Puisque, tourné en janvier 2008, Le bonheur de Pierre se déroule... eh bien, en janvier 2009! On y suit un professeur de physique quantique qui hérite de sa tante une auberge située à Sainte-Simone-du-Nord, village fictif qui s'appelle en réalité Sainte-Rose-du-Nord et se trouve à 45 minutes de voiture de Chicoutimi-la-mythique.

Accompagné de sa fille Catherine (Sylvie Testud, dans sa première comédie), journaliste de mode branchée à Paris, Pierre Martin se pointe au village, du bonheur plein les bagages - virtuels, les bagages, les vrais ayant été perdus en cours de transport - et le désir de faire copain-copain avec la population locale.

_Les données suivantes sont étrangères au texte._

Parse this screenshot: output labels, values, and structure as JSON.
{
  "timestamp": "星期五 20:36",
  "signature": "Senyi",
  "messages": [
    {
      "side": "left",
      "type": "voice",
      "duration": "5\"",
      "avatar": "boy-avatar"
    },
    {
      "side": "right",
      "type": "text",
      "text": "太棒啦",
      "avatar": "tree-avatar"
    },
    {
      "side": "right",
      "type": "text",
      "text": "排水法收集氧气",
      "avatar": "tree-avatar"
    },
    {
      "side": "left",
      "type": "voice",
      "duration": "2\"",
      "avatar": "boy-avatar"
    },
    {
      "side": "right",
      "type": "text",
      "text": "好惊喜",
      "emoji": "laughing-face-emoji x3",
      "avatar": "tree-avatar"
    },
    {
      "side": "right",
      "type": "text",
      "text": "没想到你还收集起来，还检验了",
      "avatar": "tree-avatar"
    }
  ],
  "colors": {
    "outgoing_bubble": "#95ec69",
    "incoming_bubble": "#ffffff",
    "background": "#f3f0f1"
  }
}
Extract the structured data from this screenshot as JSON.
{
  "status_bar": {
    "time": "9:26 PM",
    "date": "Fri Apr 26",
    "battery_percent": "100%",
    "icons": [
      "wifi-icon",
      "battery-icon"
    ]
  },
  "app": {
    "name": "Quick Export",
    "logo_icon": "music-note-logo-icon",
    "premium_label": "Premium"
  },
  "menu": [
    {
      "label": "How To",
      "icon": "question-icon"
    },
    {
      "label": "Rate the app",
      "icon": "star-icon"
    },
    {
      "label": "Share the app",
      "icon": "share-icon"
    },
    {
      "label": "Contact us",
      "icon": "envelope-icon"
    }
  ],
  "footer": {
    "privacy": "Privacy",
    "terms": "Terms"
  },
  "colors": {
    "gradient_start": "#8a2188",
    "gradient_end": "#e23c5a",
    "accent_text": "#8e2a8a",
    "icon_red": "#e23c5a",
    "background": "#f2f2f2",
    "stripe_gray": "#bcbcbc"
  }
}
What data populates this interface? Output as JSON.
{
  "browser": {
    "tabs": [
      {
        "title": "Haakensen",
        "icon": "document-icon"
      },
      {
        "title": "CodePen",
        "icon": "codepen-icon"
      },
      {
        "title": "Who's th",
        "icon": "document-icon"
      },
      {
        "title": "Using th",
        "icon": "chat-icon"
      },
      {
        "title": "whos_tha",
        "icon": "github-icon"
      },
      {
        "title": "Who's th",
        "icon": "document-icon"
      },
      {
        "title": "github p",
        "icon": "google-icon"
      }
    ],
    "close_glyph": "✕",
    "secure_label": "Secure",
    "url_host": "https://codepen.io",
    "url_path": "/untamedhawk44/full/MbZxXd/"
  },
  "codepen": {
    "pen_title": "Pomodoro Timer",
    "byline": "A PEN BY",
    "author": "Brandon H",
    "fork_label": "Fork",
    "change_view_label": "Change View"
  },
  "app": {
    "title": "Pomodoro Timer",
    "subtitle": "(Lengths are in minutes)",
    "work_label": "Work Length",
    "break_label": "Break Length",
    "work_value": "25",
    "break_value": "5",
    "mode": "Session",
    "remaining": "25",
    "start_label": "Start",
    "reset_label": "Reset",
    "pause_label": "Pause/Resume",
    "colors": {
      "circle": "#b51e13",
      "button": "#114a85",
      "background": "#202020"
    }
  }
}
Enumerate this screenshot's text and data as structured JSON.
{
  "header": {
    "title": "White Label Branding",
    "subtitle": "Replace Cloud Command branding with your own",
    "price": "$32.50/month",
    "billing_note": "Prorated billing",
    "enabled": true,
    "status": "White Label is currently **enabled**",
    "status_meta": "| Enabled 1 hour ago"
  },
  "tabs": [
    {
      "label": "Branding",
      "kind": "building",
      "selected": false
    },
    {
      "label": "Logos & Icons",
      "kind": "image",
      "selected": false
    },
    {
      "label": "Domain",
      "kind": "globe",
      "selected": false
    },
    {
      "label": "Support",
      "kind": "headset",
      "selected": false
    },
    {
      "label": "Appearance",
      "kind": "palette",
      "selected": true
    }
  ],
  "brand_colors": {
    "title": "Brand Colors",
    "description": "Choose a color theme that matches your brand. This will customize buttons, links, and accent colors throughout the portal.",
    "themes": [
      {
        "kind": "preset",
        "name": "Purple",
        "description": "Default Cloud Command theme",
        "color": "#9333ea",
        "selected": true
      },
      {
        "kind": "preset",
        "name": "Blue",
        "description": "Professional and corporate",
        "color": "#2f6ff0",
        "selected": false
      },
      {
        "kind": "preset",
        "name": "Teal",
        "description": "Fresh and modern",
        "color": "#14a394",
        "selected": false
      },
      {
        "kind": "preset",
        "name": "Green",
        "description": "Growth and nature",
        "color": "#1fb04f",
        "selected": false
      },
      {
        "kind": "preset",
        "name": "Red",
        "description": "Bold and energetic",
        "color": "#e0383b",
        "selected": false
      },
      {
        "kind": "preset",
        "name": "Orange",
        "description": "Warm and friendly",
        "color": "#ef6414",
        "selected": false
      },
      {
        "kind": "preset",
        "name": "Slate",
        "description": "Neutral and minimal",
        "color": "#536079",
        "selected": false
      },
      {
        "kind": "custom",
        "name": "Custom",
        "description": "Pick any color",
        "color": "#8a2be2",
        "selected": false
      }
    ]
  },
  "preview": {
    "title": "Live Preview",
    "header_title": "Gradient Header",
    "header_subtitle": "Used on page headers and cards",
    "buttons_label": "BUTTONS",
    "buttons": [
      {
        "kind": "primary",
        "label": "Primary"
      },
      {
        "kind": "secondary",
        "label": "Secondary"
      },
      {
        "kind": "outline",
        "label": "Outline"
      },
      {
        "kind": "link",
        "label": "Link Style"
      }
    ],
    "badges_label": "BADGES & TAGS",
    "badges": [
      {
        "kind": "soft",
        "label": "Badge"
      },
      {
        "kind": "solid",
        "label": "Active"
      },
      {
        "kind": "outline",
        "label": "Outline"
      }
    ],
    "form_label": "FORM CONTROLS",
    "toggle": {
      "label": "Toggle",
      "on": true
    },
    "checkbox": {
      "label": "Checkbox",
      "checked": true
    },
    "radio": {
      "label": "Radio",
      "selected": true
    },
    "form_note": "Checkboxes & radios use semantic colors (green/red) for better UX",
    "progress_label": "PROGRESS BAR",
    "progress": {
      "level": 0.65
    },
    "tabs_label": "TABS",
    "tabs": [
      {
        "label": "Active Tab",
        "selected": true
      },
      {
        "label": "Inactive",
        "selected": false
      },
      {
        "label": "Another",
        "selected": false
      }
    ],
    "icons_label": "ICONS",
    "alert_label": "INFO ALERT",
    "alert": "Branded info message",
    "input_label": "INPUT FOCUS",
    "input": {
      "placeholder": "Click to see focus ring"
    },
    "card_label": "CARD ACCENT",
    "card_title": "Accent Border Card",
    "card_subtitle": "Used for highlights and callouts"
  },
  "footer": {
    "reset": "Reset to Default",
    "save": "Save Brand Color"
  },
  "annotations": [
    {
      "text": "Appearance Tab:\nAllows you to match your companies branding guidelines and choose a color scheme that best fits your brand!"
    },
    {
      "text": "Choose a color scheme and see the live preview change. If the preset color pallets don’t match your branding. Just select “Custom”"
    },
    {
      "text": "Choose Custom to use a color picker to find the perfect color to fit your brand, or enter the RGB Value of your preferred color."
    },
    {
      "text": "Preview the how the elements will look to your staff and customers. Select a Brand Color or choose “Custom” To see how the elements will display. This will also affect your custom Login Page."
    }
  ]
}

Qui ne l'entend pas de cette oreille. Enfin, pour ce qui est du maire Michel Dolbec (Rémy Girard), qui désire mettre la main sur la fameuse auberge. Et magouille pour que sa femme (Louise Portal), son fils (Patrick Drolet) et ses électeurs (entre autres, Jean-Nicolas Verreault, Gaston Lepage, Diane Lavallée) lui donnent un coup de pouce dans ce sens.

C'est sans compter sur le caractère téflon de Pierre. Sur lui, rien ne colle - surtout pas la colère des autres. «Il est prédisposé au bonheur, sa joie de vivre est inaltérable, il est d'un optimisme tel qu'il retourne toutes les situations à son avantage, il a conservé intact ce caractère enfantin que l'on perd petit à petit en vieillissant», explique Pierre Richard.

Autant de caractéristiques que le personnage voudrait communiquer à son entourage, à sa fille en particulier. Aussi à l'aise dans cette nouvelle vie qu'un chien dans un jeu de quilles. Une relation père-fille qui a permis, justement, l'insertion de ces touches d'émotion auxquelles tenait le comédien, souligne Robert Ménard qui a rencontré Pierre Richard à Paris avant de s'atteler au projet: «Il fallait que ça clique entre nous. Ça a cliqué quand je lui ai dit que je ne venais pas chercher «le grand blond» mais l'acteur que je sais qu'il est.»

Toute une aventure

Ils ont donc retravaillé ensemble le scénario, avec Guy Bonnier (lequel se rendra à Paris au début du mois de mars pour discuter d'une sortie française du film) qui, de son côté, s'attardait aussi à monter le financement du projet - c'est-à-dire les 7,5 millions nécessaires, qui proviennent finalement en quasi-totalité du privé.

Et ça a été le début d'une aventure qu'ils ont particulièrement appréciée. «Rémy et moi avons eu un plaisir fou à jouer ensemble, dit Pierre Richard. Et comme j'avais peu de scènes avec Louise Portal, Gaston Lepage et les autres, j'assistais parfois aux lectures, par plaisir. Je mourais de rire simplement à les entendre!»

Il faut dire qu'il y a du Pierre Martin en Pierre Richard. «Oui, je pense être doué pour le bonheur. Vous me direz que je fais partie des privilégiés et que je n'ai pas grand mérite à cela mais... je connais des privilégiés qui se complaisent dans le malheur.» Pas lui. L'hiver «canadien», il l'a adoré - «j'ai eu plus froid en mai en Bretagne qu'en janvier au Saguenay!» - au point de ne jamais rechigner à aller dehors. «Nous avons seulement dû lui interdire de partir en motoneige ou en traîneau à chiens, pour des raisons d'assurances», pouffe Robert Ménard

Ce qui n'a même pas affecté le bonheur de ce Pierre-là.

Le bonheur de Pierre prend l'affiche le 27 février.